Obviously all children are individual and do things at diff times etc,
But has anyone found/uses a good website for looking at developmental milestones
To get an idea of what children should be doing at specific ages just as a guide/point of reference.

Thank you


----------



## Wendy Dee (Jan 10, 2009)

Hi. There is a good book called "from birth to five years" by Mary Sheridan. It is aimed at professionals caring for children but is quite small and simple and easy to refer to x


----------



## GERTIE179 (Apr 20, 2005)

This book is excellent and used by many Health professionals. I would recommend for anyone with under 5 years or adopting as it helps understand what may have been missed too.

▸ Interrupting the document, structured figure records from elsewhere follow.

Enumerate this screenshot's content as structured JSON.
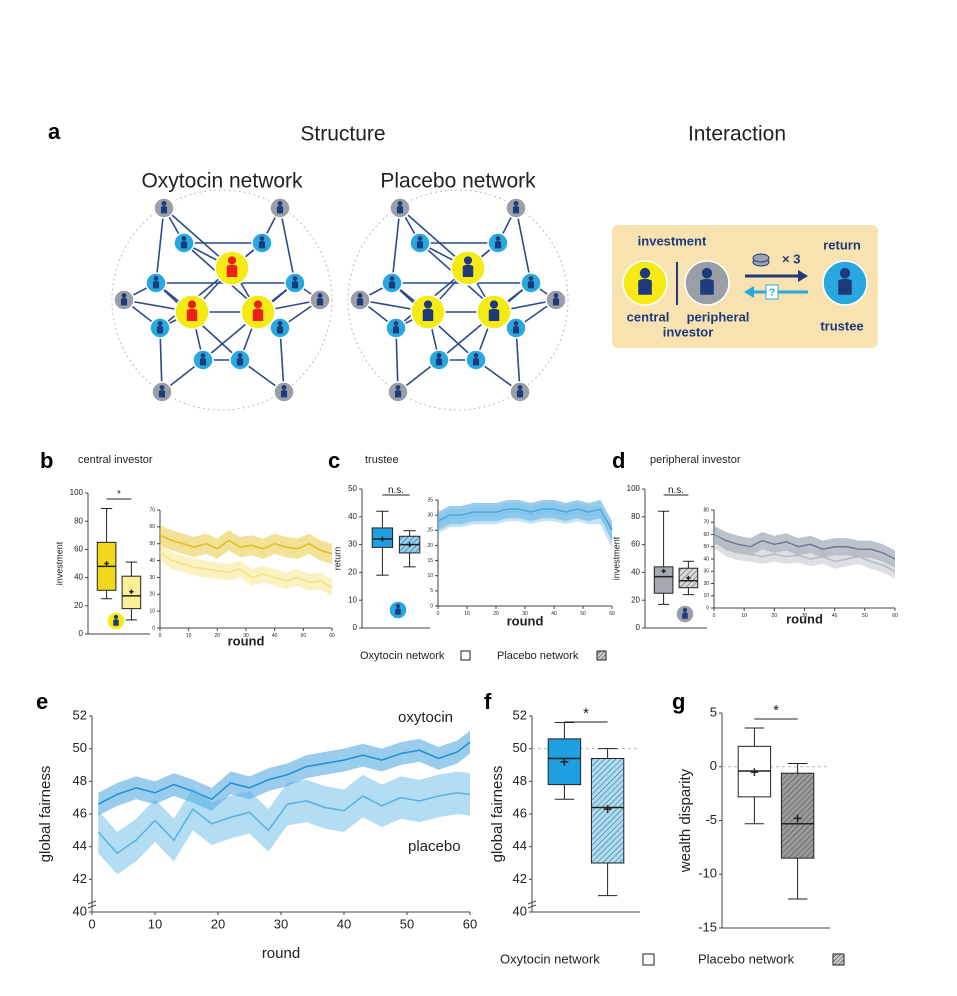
{
  "figure": {
    "panel_labels": [
      "a",
      "b",
      "c",
      "d",
      "e",
      "f",
      "g"
    ],
    "structure_title": "Structure",
    "interaction_title": "Interaction",
    "oxytocin_network_title": "Oxytocin network",
    "placebo_network_title": "Placebo network",
    "interaction": {
      "investment": "investment",
      "times": "× 3",
      "question": "?",
      "return": "return",
      "central": "central",
      "peripheral": "peripheral",
      "investor": "investor",
      "trustee": "trustee"
    },
    "legend_c": [
      "Oxytocin network",
      "Placebo network"
    ],
    "legend_f": "Oxytocin network",
    "legend_g": "Placebo network"
  },
  "chart_data": [
    {
      "type": "box",
      "title": "central investor",
      "ylabel": "investment",
      "ylim": [
        0,
        100
      ],
      "yticks": [
        0,
        20,
        40,
        60,
        80,
        100
      ],
      "significance": "*",
      "boxes": [
        {
          "min": 25,
          "q1": 31,
          "median": 48,
          "q3": 65,
          "max": 89,
          "mean": 50,
          "color": "#f2d81c",
          "hatch": false
        },
        {
          "min": 10,
          "q1": 18,
          "median": 27,
          "q3": 41,
          "max": 51,
          "mean": 30,
          "color": "#fbef9a",
          "hatch": false
        }
      ]
    },
    {
      "type": "line",
      "xlabel": "round",
      "xlim": [
        0,
        60
      ],
      "xticks": [
        0,
        10,
        20,
        30,
        40,
        50,
        60
      ],
      "ylim": [
        0,
        70
      ],
      "yticks": [
        0,
        10,
        20,
        30,
        40,
        50,
        60,
        70
      ],
      "x": [
        0,
        4,
        8,
        12,
        16,
        20,
        24,
        28,
        32,
        36,
        40,
        44,
        48,
        52,
        56,
        60
      ],
      "series": [
        {
          "color": "#e3bd18",
          "values": [
            55,
            52,
            50,
            48,
            50,
            47,
            52,
            48,
            49,
            47,
            50,
            48,
            47,
            50,
            46,
            44
          ],
          "errors": [
            6,
            6,
            6,
            6,
            6,
            6,
            6,
            6,
            6,
            6,
            6,
            6,
            6,
            6,
            6,
            6
          ]
        },
        {
          "color": "#f4e27a",
          "values": [
            45,
            40,
            38,
            36,
            35,
            34,
            33,
            35,
            30,
            32,
            30,
            28,
            30,
            27,
            28,
            24
          ],
          "errors": [
            5,
            5,
            5,
            5,
            5,
            5,
            5,
            5,
            5,
            5,
            5,
            5,
            5,
            5,
            5,
            5
          ]
        }
      ]
    },
    {
      "type": "box",
      "title": "trustee",
      "ylabel": "return",
      "ylim": [
        0,
        50
      ],
      "yticks": [
        0,
        10,
        20,
        30,
        40,
        50
      ],
      "significance": "n.s.",
      "boxes": [
        {
          "min": 19,
          "q1": 29,
          "median": 32,
          "q3": 36,
          "max": 42,
          "mean": 32,
          "color": "#1f9ee0",
          "hatch": false
        },
        {
          "min": 22,
          "q1": 27,
          "median": 30,
          "q3": 33,
          "max": 35,
          "mean": 30,
          "color": "#8fd0f2",
          "hatch": true
        }
      ]
    },
    {
      "type": "line",
      "xlabel": "round",
      "xlim": [
        0,
        60
      ],
      "xticks": [
        0,
        10,
        20,
        30,
        40,
        50,
        60
      ],
      "ylim": [
        0,
        35
      ],
      "yticks": [
        0,
        5,
        10,
        15,
        20,
        25,
        30,
        35
      ],
      "x": [
        0,
        4,
        8,
        12,
        16,
        20,
        24,
        28,
        32,
        36,
        40,
        44,
        48,
        52,
        56,
        60
      ],
      "series": [
        {
          "color": "#1f8fd6",
          "values": [
            28,
            30,
            30,
            31,
            31,
            31,
            32,
            32,
            31,
            32,
            32,
            31,
            32,
            31,
            32,
            25
          ],
          "errors": [
            3,
            3,
            3,
            3,
            3,
            3,
            3,
            3,
            3,
            3,
            3,
            3,
            3,
            3,
            3,
            3
          ]
        },
        {
          "color": "#7cc4ec",
          "values": [
            27,
            29,
            29,
            30,
            30,
            30,
            31,
            31,
            30,
            31,
            31,
            30,
            31,
            30,
            30,
            22
          ],
          "errors": [
            3,
            3,
            3,
            3,
            3,
            3,
            3,
            3,
            3,
            3,
            3,
            3,
            3,
            3,
            3,
            3
          ]
        }
      ]
    },
    {
      "type": "box",
      "title": "peripheral investor",
      "ylabel": "investment",
      "ylim": [
        0,
        100
      ],
      "yticks": [
        0,
        20,
        40,
        60,
        80,
        100
      ],
      "significance": "n.s.",
      "boxes": [
        {
          "min": 17,
          "q1": 25,
          "median": 37,
          "q3": 44,
          "max": 84,
          "mean": 41,
          "color": "#a5a9b0",
          "hatch": false
        },
        {
          "min": 24,
          "q1": 29,
          "median": 34,
          "q3": 43,
          "max": 48,
          "mean": 36,
          "color": "#d6d8dc",
          "hatch": true
        }
      ]
    },
    {
      "type": "line",
      "xlabel": "round",
      "xlim": [
        0,
        60
      ],
      "xticks": [
        0,
        10,
        20,
        30,
        40,
        50,
        60
      ],
      "ylim": [
        0,
        80
      ],
      "yticks": [
        0,
        10,
        20,
        30,
        40,
        50,
        60,
        70,
        80
      ],
      "x": [
        0,
        4,
        8,
        12,
        16,
        20,
        24,
        28,
        32,
        36,
        40,
        44,
        48,
        52,
        56,
        60
      ],
      "series": [
        {
          "color": "#6b7a90",
          "values": [
            60,
            55,
            52,
            50,
            55,
            52,
            54,
            50,
            52,
            48,
            50,
            50,
            48,
            48,
            45,
            40
          ],
          "errors": [
            7,
            7,
            7,
            7,
            7,
            7,
            7,
            7,
            7,
            7,
            7,
            7,
            7,
            7,
            7,
            7
          ]
        },
        {
          "color": "#b4b9c2",
          "values": [
            55,
            48,
            45,
            44,
            42,
            44,
            42,
            43,
            40,
            42,
            38,
            40,
            42,
            38,
            35,
            30
          ],
          "errors": [
            6,
            6,
            6,
            6,
            6,
            6,
            6,
            6,
            6,
            6,
            6,
            6,
            6,
            6,
            6,
            6
          ]
        }
      ]
    },
    {
      "type": "line",
      "xlabel": "round",
      "ylabel": "global fairness",
      "xlim": [
        0,
        60
      ],
      "xticks": [
        0,
        10,
        20,
        30,
        40,
        50,
        60
      ],
      "ylim": [
        40,
        52
      ],
      "yticks": [
        40,
        42,
        44,
        46,
        48,
        50,
        52
      ],
      "x": [
        1,
        4,
        7,
        10,
        13,
        16,
        19,
        22,
        25,
        28,
        31,
        34,
        37,
        40,
        43,
        46,
        49,
        52,
        55,
        58,
        60
      ],
      "series": [
        {
          "name": "oxytocin",
          "color": "#1c8fd8",
          "values": [
            46.6,
            47.2,
            47.6,
            47.3,
            47.8,
            47.4,
            46.9,
            47.9,
            47.6,
            48.1,
            48.4,
            48.9,
            49.1,
            49.3,
            49.6,
            49.3,
            49.7,
            49.9,
            49.4,
            49.8,
            50.4
          ],
          "errors": [
            0.7,
            0.7,
            0.7,
            0.7,
            0.7,
            0.7,
            0.7,
            0.7,
            0.7,
            0.7,
            0.7,
            0.7,
            0.7,
            0.7,
            0.7,
            0.7,
            0.7,
            0.7,
            0.7,
            0.7,
            0.7
          ]
        },
        {
          "name": "placebo",
          "color": "#55b3e3",
          "values": [
            44.9,
            43.6,
            44.4,
            45.6,
            44.4,
            46.3,
            45.4,
            45.8,
            46.1,
            45.0,
            46.6,
            46.8,
            46.4,
            46.2,
            47.1,
            46.5,
            47.0,
            46.8,
            47.1,
            47.3,
            47.2
          ],
          "errors": [
            1.3,
            1.3,
            1.3,
            1.3,
            1.3,
            1.3,
            1.3,
            1.3,
            1.3,
            1.3,
            1.3,
            1.3,
            1.3,
            1.3,
            1.3,
            1.3,
            1.3,
            1.3,
            1.3,
            1.3,
            1.3
          ]
        }
      ]
    },
    {
      "type": "box",
      "ylabel": "global fairness",
      "ylim": [
        40,
        52
      ],
      "yticks": [
        40,
        42,
        44,
        46,
        48,
        50,
        52
      ],
      "significance": "*",
      "reference": 50,
      "boxes": [
        {
          "min": 46.9,
          "q1": 47.8,
          "median": 49.4,
          "q3": 50.6,
          "max": 51.6,
          "mean": 49.2,
          "color": "#1f9ee0",
          "hatch": false
        },
        {
          "min": 41,
          "q1": 43,
          "median": 46.4,
          "q3": 49.4,
          "max": 50,
          "mean": 46.3,
          "color": "#a9dcf5",
          "hatch": true
        }
      ]
    },
    {
      "type": "box",
      "ylabel": "wealth disparity",
      "ylim": [
        -15,
        5
      ],
      "yticks": [
        -15,
        -10,
        -5,
        0,
        5
      ],
      "significance": "*",
      "reference": 0,
      "boxes": [
        {
          "min": -5.3,
          "q1": -2.8,
          "median": -0.4,
          "q3": 1.9,
          "max": 3.6,
          "mean": -0.5,
          "color": "#ffffff",
          "hatch": false
        },
        {
          "min": -12.3,
          "q1": -8.5,
          "median": -5.3,
          "q3": -0.6,
          "max": 0.3,
          "mean": -4.8,
          "color": "#9a9a9a",
          "hatch": true
        }
      ]
    }
  ]
}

http://www.amazon.co.uk/Mary-Sheridans-Birth-Five-Years/dp/041583354X/ref=sr_1_4?ie=UTF8&qid=1425461838&sr=8-4&keywords=development+milestones

/links


----------



## Flash123 (Jan 29, 2006)

Gertie, ive just bought this on your recommendation and I couldn't agree more. Excellent. Only thing is I got it on my kindle and some tables are a bit difficult to see so I'm also going to order the hard copy.


----------



## GERTIE179 (Apr 20, 2005)

lol Flash - glad I could help - Yes I'm normally a kindle addict but this is one I like as a hard version and helps having it about when meeting with some Profs as shows you know where they should be even though the span within each stage is quite varied.


----------



## Forgetmenot (Jun 22, 2010)

Thank you!

Going to get on Amazon tonight after work x


----------



## DRocks (Sep 13, 2013)

If you want to know anything more specific then just yell.
I use a online system to track our minding kids progress so I can always screen shot for you the more detailed age specific learning outcomes for you.


----------



## Forgetmenot (Jun 22, 2010)

Thanks disney... How's you x any news x


----------